Shiamak Davar: Education is more or as important than doing dance shows or competing in contests
Children from the post-liberalisation era know that when it comes to dance, Shiamak Davar is the name one can easily reckon with. Over the past few decades, his name has become synonymous with dance institutions for the young aspirants who don’t want themselves to be caught in a box but rather explore the opportunities this field of art has to offer. When TimesOfIndia.com recently sat for a tete-a-tete with the multi-talented Shiamak Davar, he was all smiles to talk about his passion, forthcoming projects and more. Excerpts from the interview:
When you started your career in this industry, dance was not a mainstream product as it is now. Decades later, how does it make you feel when you see youngsters choosing dance as their career and also flourishing in it?
When I started my dance classes, girls weren’t allowed to dance. There was a constant notion of who’s going to marry her and boys who danced were considered gay. When I came to Mumbai, there was only Indian classical and folk dance, nothing related to western. Except for a few, nobody else was really doing dance for the masses so I thought I just want to use people who are not professional dancers. I feel anyone can dance irrespective of their gender, age, and physical attributions. Dance can somewhere heal you. Hence, a lot of kids who are considered problem children are not problem children with me.
As you said back then dance was not treated like a serious profession. Your thoughts?
I only want respectability when it comes to dancing. How can someone judge someone’s character if a boy or girl is dancing? After the respectability (that) I tried to push into the industry now they don’t think like that. Even though dance has progressed to such a phenomenal level amongst every stratum of the society, I think that education is more or as important than doing shows or competing in competitions because without education their career will be short-spanned.
Many artists are now broadening their horizons by showcasing their multi-talented self. Other than choreography, you released two singles in the nineties. Any plans of doing the same now that singles have become such a rage?

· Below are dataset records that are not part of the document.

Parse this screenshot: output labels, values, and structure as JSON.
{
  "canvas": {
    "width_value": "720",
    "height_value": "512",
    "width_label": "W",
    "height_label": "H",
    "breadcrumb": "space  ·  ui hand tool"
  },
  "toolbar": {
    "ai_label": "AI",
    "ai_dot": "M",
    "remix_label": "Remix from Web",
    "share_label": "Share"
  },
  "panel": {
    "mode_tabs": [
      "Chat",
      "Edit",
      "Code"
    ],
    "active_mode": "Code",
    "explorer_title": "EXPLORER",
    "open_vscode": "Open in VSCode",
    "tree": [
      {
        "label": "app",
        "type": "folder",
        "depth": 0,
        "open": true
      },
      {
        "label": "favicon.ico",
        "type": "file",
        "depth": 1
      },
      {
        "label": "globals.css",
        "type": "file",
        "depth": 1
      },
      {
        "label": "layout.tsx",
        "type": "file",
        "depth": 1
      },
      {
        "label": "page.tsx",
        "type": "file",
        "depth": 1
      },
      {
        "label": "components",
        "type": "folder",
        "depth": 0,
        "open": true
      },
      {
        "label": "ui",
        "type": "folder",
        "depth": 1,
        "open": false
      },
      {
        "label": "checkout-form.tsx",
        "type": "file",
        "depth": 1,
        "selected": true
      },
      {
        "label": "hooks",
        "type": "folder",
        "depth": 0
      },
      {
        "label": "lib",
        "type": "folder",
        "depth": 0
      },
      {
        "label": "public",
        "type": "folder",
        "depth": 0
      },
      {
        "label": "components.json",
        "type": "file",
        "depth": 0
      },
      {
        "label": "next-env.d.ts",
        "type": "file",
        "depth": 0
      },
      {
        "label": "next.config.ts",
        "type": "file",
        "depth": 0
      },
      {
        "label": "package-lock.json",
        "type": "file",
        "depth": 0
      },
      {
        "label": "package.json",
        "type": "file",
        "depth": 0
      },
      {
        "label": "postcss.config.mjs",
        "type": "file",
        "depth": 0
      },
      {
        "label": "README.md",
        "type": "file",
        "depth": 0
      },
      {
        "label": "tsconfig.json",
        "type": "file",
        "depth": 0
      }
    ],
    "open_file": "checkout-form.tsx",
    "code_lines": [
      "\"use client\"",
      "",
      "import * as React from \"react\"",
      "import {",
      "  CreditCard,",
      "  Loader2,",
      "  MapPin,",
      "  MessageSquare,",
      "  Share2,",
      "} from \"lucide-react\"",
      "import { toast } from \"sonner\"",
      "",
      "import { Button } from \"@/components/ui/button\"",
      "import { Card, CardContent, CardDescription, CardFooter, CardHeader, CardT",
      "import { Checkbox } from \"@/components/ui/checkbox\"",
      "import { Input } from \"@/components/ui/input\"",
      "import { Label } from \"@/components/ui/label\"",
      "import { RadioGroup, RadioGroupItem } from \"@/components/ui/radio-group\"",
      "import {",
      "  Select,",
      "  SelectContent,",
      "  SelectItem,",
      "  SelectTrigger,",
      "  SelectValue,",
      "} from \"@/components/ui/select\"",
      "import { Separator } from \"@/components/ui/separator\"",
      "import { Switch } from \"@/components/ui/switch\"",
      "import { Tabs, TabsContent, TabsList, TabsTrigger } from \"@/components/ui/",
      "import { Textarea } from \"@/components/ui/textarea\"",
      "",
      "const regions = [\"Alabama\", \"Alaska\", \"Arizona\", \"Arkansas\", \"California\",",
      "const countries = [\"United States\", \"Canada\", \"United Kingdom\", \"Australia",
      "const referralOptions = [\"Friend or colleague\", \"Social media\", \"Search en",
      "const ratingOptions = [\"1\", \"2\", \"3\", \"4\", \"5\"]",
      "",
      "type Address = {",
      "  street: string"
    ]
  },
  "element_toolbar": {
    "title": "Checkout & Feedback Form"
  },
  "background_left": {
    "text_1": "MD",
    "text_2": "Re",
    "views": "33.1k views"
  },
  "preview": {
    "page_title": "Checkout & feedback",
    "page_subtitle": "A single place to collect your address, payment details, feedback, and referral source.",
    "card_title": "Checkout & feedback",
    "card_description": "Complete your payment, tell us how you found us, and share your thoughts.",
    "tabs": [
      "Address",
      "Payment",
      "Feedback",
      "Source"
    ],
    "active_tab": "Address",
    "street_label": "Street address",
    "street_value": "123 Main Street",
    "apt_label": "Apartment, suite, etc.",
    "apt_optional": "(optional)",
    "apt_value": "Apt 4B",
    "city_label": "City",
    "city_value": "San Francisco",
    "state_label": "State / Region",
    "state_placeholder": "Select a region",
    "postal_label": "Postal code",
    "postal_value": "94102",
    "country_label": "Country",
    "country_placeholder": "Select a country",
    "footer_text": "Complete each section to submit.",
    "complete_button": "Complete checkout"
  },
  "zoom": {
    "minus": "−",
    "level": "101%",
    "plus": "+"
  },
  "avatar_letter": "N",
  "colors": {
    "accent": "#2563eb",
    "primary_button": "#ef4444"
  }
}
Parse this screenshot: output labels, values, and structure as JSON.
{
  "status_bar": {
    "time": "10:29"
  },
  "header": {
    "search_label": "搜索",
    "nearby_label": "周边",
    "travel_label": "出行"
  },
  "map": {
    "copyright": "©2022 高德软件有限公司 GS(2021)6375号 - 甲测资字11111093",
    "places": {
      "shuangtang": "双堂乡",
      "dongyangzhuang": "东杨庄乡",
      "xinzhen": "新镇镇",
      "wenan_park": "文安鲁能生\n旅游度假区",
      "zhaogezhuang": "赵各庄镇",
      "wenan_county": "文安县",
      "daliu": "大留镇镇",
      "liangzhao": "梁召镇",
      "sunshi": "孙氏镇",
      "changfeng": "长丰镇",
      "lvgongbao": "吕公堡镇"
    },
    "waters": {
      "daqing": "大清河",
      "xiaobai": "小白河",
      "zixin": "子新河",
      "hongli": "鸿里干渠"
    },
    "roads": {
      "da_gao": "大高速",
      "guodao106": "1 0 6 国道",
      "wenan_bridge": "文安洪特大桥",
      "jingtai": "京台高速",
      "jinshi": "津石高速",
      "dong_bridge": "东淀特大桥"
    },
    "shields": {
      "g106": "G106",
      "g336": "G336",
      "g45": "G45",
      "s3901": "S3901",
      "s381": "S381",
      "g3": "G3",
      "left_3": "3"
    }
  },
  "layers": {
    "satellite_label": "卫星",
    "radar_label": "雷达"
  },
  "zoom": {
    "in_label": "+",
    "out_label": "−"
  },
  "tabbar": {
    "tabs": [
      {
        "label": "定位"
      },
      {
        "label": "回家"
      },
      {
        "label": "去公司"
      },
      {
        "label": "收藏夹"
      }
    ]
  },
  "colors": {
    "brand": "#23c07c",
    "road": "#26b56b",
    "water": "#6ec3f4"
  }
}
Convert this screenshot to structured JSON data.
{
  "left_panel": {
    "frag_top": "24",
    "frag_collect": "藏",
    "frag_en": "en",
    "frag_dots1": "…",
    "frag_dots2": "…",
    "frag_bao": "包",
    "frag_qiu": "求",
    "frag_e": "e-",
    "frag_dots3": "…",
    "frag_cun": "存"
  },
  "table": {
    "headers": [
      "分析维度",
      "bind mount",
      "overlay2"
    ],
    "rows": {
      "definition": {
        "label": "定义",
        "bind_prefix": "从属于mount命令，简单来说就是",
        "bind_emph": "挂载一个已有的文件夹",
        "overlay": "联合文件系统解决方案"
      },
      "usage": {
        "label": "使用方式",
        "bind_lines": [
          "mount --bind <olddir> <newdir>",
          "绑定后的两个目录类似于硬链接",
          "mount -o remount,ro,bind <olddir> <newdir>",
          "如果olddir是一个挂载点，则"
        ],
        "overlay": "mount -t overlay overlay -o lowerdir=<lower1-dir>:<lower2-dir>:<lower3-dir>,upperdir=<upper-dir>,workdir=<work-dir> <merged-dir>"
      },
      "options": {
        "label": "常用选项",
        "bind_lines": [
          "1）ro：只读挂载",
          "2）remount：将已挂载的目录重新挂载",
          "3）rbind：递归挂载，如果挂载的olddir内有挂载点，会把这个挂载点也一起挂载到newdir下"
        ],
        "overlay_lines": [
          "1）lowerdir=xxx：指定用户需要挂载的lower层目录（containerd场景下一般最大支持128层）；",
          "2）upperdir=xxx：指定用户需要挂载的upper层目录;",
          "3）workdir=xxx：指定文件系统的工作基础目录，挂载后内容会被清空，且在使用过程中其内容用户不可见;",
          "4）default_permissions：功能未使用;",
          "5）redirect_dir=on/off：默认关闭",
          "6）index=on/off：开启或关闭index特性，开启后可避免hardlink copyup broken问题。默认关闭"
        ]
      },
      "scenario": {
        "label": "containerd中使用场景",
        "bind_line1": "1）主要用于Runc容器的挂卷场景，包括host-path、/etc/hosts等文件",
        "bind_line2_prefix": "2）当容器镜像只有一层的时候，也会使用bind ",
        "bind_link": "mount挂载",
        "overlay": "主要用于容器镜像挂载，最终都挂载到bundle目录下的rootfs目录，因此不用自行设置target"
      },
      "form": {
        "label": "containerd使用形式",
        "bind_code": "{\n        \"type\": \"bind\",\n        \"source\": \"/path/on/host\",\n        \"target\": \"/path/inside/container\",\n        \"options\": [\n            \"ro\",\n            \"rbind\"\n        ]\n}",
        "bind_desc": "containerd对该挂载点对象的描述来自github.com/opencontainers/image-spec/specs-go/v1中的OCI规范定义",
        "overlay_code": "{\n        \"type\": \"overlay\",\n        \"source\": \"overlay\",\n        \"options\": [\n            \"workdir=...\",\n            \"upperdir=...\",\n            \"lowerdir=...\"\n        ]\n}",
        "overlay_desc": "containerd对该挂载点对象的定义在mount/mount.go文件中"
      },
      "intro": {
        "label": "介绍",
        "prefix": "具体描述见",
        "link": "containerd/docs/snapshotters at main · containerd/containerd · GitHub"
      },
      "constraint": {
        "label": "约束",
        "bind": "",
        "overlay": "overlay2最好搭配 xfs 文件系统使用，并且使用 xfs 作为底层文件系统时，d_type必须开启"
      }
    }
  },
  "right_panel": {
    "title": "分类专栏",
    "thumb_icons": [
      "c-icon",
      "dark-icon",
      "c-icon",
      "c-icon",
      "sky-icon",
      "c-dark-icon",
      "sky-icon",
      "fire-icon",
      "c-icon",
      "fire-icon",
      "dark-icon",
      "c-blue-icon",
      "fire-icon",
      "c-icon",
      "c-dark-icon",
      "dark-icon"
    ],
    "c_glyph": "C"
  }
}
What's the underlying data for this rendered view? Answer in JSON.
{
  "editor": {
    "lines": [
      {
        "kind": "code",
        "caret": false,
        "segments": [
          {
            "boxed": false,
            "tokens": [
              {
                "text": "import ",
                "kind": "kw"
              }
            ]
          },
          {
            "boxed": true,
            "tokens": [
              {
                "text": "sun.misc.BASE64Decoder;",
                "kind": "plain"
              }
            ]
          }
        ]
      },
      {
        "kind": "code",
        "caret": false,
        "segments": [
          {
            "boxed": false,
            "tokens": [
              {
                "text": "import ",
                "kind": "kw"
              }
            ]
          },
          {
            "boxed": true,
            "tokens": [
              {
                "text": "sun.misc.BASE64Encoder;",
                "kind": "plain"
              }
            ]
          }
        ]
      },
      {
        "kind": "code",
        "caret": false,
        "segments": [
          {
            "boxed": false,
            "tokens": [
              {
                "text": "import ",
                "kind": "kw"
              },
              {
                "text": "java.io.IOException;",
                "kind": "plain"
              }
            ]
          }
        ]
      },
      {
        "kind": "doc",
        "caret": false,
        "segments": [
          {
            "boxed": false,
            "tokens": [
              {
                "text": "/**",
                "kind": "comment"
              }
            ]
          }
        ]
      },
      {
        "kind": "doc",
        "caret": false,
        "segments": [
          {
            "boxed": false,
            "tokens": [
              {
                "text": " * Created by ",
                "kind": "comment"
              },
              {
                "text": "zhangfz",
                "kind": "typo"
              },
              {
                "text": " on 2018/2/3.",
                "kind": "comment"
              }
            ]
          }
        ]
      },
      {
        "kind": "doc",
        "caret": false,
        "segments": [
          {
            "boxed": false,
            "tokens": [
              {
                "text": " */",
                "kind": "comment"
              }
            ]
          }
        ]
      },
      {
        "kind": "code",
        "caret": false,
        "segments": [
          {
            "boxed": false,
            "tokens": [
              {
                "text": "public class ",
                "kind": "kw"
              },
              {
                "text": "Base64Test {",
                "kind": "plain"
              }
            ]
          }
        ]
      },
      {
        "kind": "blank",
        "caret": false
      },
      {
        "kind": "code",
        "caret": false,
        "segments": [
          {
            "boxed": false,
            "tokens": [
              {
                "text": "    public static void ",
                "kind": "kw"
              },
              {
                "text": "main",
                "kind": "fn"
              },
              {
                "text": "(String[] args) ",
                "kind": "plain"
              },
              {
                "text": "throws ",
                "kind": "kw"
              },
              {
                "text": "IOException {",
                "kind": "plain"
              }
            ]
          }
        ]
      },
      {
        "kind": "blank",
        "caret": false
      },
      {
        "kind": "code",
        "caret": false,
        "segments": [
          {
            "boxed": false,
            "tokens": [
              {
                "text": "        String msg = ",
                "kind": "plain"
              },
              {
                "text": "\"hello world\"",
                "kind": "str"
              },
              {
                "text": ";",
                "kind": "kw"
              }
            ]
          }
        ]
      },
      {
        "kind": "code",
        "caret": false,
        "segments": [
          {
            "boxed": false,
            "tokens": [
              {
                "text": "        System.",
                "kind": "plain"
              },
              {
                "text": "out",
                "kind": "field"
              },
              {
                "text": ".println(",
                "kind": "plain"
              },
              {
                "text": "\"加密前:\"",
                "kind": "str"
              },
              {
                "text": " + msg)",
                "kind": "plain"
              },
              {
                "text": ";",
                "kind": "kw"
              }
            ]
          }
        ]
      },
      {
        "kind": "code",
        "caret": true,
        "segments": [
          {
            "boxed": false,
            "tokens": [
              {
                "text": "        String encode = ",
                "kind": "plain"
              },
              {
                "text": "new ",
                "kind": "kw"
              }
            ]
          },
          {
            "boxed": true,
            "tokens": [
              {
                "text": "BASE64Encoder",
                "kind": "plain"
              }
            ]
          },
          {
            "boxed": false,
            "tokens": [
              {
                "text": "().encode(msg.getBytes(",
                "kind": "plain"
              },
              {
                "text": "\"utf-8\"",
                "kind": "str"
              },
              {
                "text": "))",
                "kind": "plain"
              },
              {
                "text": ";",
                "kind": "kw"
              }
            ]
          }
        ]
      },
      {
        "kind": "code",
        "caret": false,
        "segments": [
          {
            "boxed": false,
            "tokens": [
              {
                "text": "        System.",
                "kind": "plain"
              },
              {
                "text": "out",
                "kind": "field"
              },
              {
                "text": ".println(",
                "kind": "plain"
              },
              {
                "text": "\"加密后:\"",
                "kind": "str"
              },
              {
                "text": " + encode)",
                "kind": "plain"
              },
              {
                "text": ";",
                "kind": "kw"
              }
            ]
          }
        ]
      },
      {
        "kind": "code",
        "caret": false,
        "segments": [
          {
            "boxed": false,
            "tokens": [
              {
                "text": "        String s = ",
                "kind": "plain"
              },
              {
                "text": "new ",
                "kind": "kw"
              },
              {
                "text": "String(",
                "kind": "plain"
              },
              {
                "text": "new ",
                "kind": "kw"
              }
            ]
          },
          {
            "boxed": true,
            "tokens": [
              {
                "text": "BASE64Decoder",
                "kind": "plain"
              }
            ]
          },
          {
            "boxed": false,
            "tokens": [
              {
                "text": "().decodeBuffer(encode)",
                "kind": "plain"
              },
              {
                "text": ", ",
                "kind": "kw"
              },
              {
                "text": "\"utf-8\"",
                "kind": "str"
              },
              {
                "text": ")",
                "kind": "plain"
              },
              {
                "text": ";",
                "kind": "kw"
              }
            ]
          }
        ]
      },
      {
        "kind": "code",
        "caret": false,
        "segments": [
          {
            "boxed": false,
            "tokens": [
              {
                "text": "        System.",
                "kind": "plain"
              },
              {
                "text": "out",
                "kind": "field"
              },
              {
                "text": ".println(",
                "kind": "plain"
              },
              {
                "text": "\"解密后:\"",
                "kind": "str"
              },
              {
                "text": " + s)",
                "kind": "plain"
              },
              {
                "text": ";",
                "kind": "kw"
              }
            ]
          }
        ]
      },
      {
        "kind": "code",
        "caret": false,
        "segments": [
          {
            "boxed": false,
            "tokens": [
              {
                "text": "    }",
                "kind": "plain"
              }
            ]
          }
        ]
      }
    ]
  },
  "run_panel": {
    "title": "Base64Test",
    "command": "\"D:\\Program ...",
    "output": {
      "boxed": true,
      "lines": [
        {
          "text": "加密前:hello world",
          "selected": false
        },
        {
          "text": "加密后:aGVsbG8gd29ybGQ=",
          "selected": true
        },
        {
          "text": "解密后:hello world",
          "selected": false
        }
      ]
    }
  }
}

My Hindi is not that good but I still do lots of shows and I do sing a lot. I do cherish ‘Mohabbat karle’ and ‘Jane Kisne’ if I can still sing those songs (winks). You know I wanna do it but I don’t know if I wanna do it. May be I should do it with my lovely Parsi hindi (chuckles).
You have also choreographed the Despacito Movement for the Indian audience. Tell us about that.
These guys approached me to choreograph ‘Despacito Movement’ which is the same song but with Indian faces to make a Shiamak style version of it. So I said let’s do it. I directed the song and it has come out well for me, I hope the public likes it as it has really got the flavour of India.